Otagoa wiltoni
- Conservation status: Data Deficit (NZ TCS)

Scientific classification
- Kingdom: Animalia
- Phylum: Arthropoda
- Subphylum: Chelicerata
- Class: Arachnida
- Order: Araneae
- Infraorder: Araneomorphae
- Family: Toxopidae
- Genus: Otagoa
- Species: O. wiltoni
- Binomial name: Otagoa wiltoni Forster, 1970

= Otagoa wiltoni =

- Authority: Forster, 1970
- Conservation status: DD

Species of spider

Otagoa wiltoni is a species of Toxopidae spider that is endemic to New Zealand.

==Taxonomy==
This species was described by Ray Forster in 1970 from a female specimen. The holotype is stored in the Otago Museum.

==Description==
The female is recorded at 7.24mm in length. The carapace is coloured reddish brown.
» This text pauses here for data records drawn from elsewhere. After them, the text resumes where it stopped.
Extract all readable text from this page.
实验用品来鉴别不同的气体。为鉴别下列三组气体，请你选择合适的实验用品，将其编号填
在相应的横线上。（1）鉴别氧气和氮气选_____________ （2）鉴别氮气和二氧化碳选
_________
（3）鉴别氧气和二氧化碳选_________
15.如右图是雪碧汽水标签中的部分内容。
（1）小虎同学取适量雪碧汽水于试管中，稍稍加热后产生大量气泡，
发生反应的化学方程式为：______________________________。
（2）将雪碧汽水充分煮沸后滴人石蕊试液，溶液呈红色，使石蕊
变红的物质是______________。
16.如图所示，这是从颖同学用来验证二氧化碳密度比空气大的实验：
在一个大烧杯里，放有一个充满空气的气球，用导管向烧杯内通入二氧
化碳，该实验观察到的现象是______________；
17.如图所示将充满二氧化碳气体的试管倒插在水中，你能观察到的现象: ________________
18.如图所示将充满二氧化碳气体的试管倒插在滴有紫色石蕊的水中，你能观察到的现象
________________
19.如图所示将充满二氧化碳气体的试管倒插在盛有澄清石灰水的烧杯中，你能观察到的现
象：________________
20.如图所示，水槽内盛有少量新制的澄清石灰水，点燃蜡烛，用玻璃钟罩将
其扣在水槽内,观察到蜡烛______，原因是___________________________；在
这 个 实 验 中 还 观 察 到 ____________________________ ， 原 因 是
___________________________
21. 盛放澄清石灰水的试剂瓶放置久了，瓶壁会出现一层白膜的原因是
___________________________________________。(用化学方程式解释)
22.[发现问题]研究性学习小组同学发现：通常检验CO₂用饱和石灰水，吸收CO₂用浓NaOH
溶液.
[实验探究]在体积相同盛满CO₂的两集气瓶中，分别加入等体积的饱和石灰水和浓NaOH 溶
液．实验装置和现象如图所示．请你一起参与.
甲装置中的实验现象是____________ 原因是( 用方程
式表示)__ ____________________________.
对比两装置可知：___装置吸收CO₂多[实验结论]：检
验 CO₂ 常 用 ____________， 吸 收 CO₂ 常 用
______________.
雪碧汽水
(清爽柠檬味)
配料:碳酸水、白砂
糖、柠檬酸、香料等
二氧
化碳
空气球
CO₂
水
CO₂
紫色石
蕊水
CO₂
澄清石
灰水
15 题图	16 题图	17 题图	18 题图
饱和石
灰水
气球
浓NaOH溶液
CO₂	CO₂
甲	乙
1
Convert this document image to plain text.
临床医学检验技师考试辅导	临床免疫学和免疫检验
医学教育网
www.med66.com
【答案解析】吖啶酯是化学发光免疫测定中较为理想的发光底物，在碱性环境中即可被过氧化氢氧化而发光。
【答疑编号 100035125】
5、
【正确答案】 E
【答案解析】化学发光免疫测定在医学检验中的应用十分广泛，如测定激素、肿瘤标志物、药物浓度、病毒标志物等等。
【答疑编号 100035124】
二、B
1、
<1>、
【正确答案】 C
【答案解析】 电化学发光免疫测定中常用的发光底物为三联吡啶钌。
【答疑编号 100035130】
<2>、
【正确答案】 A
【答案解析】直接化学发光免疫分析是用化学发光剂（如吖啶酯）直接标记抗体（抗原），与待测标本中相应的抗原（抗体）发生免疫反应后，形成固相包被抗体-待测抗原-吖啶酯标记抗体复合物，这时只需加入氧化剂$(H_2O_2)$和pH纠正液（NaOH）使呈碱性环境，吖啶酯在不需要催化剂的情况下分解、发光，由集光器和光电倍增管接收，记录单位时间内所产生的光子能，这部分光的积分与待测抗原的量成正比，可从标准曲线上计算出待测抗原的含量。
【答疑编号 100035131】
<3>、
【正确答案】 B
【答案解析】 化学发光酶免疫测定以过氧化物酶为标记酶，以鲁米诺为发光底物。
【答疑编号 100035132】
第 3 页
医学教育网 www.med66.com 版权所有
The legs are pale yellow. The abdomen is steel grey with pale patches dorsally.

==Distribution==
This species is only known from the coast in Otago, New Zealand.

==Conservation status==
Under the New Zealand Threat Classification System, this species is listed as "Data Deficient" with the qualifiers of "Data Poor: Size", "Data Poor: Trend", "One Location" and "Range Restricted".